Construct such $d$ that $(\mathbb{R} \setminus \mathbb{Z}, d)$ is complete metric space

Solution 1:

This is same as construct a metric on (0,1) that is compatible.

To do so, you just need to notice (0,1) is homeomorphic to the real line R. Now pull back the standard metric on R to (0,1), which gives you an "equivalent" but now complete metric.

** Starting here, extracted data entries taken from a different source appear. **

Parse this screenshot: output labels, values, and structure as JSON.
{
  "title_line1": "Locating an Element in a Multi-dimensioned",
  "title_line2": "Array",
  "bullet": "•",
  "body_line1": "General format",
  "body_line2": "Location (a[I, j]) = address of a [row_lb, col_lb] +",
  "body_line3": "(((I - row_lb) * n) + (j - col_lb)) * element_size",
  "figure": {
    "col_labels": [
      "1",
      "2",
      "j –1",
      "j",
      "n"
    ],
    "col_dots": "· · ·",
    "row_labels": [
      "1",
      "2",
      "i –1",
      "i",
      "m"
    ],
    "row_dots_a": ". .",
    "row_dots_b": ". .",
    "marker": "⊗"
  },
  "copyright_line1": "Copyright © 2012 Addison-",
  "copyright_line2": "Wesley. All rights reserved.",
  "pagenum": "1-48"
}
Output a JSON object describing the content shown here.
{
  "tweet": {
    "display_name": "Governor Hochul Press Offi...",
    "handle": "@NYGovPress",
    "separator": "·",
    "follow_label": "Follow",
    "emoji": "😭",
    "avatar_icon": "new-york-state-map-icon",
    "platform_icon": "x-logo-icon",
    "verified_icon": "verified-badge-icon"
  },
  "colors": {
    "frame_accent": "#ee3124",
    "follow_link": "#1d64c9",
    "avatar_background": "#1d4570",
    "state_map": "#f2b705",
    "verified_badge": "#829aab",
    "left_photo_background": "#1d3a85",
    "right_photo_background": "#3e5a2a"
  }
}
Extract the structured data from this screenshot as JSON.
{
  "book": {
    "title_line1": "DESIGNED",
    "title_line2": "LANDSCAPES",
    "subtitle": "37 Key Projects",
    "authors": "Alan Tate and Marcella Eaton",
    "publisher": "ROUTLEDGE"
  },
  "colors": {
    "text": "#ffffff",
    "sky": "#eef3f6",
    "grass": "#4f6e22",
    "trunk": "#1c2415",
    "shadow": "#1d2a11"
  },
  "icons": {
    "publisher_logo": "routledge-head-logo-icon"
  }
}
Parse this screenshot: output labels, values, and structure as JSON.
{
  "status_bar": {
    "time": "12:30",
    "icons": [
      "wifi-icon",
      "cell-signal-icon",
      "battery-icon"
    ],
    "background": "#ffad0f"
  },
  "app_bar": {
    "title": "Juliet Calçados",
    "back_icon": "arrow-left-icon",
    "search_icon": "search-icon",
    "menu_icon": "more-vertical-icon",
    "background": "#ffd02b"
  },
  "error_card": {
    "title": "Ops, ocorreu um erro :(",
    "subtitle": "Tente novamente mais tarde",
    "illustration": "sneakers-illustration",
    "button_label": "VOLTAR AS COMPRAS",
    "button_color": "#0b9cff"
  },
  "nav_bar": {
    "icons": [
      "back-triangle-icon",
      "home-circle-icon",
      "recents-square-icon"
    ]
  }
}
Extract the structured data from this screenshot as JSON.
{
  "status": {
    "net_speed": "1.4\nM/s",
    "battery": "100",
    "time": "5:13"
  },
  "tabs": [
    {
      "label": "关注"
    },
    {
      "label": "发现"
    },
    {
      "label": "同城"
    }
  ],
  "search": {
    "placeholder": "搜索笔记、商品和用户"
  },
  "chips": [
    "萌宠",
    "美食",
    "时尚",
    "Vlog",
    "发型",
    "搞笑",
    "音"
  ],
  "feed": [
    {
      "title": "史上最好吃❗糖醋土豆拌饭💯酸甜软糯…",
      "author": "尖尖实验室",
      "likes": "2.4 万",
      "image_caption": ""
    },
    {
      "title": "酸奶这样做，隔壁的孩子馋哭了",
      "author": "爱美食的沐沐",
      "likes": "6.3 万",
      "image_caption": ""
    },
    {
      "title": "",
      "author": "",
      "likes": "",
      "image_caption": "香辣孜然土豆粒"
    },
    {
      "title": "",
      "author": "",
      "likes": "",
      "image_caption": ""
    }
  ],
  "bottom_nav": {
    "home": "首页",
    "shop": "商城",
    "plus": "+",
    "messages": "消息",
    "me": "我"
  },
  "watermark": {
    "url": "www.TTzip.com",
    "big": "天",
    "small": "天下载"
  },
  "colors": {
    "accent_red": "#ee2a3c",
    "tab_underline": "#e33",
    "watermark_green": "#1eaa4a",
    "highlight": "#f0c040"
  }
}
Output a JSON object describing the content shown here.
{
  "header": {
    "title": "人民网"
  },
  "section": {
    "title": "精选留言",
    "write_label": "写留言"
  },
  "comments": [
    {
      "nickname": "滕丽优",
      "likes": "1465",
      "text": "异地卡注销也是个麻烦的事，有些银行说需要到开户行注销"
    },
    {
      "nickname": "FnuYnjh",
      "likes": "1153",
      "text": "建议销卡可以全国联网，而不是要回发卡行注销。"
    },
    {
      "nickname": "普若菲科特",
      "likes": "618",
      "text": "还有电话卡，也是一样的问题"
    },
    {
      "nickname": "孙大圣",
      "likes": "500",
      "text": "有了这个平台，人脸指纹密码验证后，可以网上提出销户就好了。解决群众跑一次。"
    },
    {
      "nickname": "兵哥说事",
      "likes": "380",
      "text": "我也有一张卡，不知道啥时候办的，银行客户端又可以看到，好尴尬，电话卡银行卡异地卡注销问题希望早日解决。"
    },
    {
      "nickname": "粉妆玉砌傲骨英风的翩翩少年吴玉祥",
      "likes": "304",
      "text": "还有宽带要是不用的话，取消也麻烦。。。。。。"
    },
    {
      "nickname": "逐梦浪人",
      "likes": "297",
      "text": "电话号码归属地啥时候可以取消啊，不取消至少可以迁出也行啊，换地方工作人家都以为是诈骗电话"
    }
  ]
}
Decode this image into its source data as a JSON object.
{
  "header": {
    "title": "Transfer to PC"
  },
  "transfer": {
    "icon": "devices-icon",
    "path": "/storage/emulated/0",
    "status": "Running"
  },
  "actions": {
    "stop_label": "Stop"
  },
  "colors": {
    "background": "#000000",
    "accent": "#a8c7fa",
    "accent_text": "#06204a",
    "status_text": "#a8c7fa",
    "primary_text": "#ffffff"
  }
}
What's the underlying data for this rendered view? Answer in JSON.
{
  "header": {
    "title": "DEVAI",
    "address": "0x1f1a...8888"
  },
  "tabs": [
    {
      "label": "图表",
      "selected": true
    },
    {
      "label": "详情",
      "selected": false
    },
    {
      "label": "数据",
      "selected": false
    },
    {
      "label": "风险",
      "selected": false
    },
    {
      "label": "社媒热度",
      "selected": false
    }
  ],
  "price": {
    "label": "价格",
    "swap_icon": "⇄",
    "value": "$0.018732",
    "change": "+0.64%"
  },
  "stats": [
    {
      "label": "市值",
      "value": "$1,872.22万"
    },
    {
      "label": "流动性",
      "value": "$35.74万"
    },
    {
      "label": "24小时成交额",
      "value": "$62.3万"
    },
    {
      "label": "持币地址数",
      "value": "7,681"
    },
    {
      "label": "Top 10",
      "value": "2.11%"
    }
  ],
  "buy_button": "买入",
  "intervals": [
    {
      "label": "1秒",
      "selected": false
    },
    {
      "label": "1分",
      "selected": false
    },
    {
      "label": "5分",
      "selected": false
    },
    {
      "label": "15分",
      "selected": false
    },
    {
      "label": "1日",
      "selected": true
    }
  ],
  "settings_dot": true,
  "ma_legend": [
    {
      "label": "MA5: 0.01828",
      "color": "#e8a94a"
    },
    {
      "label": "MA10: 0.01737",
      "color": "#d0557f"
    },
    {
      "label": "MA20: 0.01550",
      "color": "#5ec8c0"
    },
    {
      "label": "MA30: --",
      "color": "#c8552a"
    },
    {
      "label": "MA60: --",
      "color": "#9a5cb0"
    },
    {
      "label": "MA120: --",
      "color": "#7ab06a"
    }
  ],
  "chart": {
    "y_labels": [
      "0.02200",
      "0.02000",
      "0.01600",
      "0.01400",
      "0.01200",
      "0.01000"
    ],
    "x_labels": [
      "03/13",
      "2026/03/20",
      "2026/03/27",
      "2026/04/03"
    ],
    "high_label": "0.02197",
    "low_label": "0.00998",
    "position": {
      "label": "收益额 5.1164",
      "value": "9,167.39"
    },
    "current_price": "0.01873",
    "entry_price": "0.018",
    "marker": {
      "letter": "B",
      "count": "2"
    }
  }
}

Such a map is not so hard to get and I bet you have already seen one in the lectures.

Solution 2:

In general, if $(X,d)$ is a complete metric space and $A \subset X$, then $A$ can be given a complete metric iff $A$ is a $G_\delta$ subset of $X$, i.e. $A = \cap_{n} U_n$ where all $U_n$ are open in $X$. This is a classical result, and looking at the proof of that result, we also get the complete (and equivalent to $d \restriction A$ on $A$) metric $d_A$ on $A$ defined by:

$$d_A(x,y) = d(x,y) + \sum_{n} \frac{1}{2^n} \left|\frac{1}{d(x,X\setminus U_n)} - \frac{1}{d(y, X\setminus U_n)}\right| $$

This works because the map $x \rightarrow (x, \frac{1}{d(x, X\setminus U_0)}, \frac{1}{d(x, X\setminus U_1)},\ldots)$ embeds $A$ as a closed subset into $X \times \mathbb{R}^{\mathbb{N}}$, which has a complete metric from the sum, as described. See these notes for a proof for this, and also why being a $G_\delta$ is necessary.

Note that we can apply this to $U_n = X \setminus \{n, -n\}$ to get $\cap_n U_n = \mathbb{R} \setminus \mathbb{Z}$.